En somme, il subsiste invariablement une frontière à notre maîtrise des phénomènes éveillés ou endormis au sein de la nature, car nous en faisons partie nous-mêmes par évidente impuissance devant Dieu. Aussi sommes-nous enclins à solliciter d’autres levains de connaissances plus ou moins marqués de pertinence, à l’instar de l’immatérialité spirituelle qui convie à la rencontre éventuelle avec des divinités éternelles. Ayons donc l’humilité d’y prêter attention, quels que soient les noms que nous leur donnons, car nous n’avons manifestement rien à perdre sur Terre !

 Par le Professeur Alain Boutat

Épidémiologiste,

Économiste et Politiste

Lausanne

MEDIAPART .LUN. 11 DÉC. 2023

 

(1) Damasio A. Spinoza avait raison : Joie et tristesse, le cerveau des émotions, Odile Jacob, 2003.

(2) Spinoza.
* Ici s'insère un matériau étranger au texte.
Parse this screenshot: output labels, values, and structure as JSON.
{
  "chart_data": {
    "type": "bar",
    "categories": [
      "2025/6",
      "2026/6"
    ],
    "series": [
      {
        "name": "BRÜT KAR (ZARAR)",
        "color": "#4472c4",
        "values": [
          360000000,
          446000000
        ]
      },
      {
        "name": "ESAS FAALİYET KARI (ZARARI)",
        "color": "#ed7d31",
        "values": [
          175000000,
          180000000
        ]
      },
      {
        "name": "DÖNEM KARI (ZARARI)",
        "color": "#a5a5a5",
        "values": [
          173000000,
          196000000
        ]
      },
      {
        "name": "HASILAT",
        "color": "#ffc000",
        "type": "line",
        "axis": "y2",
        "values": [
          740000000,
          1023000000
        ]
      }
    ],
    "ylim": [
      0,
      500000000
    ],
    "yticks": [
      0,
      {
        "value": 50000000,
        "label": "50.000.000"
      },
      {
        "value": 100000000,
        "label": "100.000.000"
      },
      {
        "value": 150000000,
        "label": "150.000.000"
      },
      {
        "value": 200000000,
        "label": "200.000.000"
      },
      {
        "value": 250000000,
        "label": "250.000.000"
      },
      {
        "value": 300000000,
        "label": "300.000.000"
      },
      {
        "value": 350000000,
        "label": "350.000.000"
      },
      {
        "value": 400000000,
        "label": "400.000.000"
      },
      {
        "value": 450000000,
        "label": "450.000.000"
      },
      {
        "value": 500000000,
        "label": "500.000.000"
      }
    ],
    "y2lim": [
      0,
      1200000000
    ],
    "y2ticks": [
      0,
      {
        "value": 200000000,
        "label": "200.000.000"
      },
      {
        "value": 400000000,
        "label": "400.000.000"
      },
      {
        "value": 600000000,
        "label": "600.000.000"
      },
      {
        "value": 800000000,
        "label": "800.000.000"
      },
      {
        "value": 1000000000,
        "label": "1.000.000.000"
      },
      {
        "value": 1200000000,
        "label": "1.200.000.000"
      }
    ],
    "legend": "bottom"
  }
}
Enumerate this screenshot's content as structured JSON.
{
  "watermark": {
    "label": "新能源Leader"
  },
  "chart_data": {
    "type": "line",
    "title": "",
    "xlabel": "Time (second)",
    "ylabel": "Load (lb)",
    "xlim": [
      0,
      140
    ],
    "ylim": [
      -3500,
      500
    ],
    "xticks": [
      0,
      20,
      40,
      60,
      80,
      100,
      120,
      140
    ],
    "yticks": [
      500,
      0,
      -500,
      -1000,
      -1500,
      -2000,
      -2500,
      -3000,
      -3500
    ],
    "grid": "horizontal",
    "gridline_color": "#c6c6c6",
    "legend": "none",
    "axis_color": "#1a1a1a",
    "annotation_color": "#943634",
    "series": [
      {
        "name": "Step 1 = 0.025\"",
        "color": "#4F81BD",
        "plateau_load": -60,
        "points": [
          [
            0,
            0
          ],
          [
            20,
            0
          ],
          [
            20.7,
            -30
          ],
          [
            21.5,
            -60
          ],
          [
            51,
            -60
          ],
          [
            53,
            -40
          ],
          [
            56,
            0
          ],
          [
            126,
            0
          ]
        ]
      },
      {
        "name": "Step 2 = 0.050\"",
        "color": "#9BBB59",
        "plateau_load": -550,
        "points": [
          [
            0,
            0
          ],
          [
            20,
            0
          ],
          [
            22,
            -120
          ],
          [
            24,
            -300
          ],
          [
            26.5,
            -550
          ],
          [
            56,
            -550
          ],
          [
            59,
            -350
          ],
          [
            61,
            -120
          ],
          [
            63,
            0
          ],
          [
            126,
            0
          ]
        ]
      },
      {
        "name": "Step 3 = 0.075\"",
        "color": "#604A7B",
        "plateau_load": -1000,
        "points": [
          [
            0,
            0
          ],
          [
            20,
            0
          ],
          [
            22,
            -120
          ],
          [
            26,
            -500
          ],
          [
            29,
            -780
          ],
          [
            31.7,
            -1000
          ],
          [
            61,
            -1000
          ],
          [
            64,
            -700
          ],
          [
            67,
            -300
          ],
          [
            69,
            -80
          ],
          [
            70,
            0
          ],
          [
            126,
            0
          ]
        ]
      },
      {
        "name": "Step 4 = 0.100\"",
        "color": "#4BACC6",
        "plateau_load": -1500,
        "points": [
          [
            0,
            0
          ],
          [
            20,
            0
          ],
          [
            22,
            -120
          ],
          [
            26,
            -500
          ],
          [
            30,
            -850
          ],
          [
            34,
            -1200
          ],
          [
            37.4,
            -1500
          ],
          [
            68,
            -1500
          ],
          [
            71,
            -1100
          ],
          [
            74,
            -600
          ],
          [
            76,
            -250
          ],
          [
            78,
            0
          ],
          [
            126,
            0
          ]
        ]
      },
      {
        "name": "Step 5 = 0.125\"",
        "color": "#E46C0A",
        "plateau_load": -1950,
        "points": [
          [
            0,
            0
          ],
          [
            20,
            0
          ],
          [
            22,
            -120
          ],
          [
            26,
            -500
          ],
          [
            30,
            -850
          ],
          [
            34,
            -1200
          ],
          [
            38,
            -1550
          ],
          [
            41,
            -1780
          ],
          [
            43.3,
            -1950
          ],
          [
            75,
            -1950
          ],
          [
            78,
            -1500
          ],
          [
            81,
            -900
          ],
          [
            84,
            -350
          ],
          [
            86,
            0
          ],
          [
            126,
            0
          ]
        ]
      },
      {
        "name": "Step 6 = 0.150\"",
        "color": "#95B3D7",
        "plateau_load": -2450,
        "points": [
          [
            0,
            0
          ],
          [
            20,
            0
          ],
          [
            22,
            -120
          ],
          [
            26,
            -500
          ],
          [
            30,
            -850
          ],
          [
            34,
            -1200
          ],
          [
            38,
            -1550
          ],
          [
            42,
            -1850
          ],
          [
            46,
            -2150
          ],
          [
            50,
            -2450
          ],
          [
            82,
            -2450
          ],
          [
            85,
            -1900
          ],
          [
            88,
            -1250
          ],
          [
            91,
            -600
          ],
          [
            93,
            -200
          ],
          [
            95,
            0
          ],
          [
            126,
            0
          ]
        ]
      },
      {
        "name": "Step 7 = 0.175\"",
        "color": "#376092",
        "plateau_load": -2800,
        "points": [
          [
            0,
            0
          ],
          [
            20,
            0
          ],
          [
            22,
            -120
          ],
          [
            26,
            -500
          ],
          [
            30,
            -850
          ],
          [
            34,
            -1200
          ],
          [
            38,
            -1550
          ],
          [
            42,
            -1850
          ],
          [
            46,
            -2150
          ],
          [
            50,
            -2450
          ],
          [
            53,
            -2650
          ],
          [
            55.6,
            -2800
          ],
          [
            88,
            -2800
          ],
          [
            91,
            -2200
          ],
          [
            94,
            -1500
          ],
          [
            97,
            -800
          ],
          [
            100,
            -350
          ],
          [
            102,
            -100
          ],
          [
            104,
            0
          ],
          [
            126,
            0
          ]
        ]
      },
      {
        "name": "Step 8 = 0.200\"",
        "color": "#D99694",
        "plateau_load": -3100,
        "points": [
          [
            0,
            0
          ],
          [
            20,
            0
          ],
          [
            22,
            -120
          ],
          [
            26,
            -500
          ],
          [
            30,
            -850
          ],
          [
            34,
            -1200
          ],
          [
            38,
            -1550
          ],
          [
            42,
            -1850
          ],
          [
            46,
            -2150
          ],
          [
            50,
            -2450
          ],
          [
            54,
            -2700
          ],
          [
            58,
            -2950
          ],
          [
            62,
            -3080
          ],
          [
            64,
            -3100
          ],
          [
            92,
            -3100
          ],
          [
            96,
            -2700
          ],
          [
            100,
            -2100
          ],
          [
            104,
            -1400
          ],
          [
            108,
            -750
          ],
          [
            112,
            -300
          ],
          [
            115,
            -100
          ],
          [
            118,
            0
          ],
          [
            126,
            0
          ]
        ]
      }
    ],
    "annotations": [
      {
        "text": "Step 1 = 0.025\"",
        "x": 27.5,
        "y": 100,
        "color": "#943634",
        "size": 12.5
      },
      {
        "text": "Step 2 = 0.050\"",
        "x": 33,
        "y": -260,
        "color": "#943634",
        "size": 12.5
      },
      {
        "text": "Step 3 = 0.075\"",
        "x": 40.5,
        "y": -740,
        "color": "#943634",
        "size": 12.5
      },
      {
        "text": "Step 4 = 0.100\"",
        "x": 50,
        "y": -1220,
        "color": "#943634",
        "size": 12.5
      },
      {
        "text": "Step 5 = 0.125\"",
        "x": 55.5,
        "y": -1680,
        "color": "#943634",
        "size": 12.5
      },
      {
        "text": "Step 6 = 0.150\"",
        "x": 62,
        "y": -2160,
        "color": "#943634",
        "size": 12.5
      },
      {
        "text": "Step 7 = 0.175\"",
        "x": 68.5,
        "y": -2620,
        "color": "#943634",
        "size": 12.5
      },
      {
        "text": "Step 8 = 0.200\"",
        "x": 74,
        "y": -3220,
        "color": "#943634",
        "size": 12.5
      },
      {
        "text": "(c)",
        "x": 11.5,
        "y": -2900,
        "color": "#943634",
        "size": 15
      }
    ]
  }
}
Traité théologico-politique, Charles Appuhn, 2022.

(3) Lenoir F. Le miracle Spinoza : une philosophie pour éclairer notre vie, LGF, 2019.

(4) Spinoza B. Traité de la réforme de l’entendement, Vrin, 1992.

(5) Bayle P. Dictionnaire historique et critique (Éd. 1697), Tome 1, Hachette, 2023.

(6) Spinoza B. Éthique, Armand Colin, 1907.

(7) Hobbes T. Léviathan, Dalloz, 1999.

(😎 Monod J. Le hasard et la nécessité : Essai de philosophie naturelle de la biologie moderne, Points, 2014.

(9) Heisenberg W. Les principes physiques de la théorie des quanta, Gauthier-Villars, 1932.

(10) Dahan A. « Le chaos a-t-il engendré une révolution scientifique ? », La Recherche,‎ janvier 2000.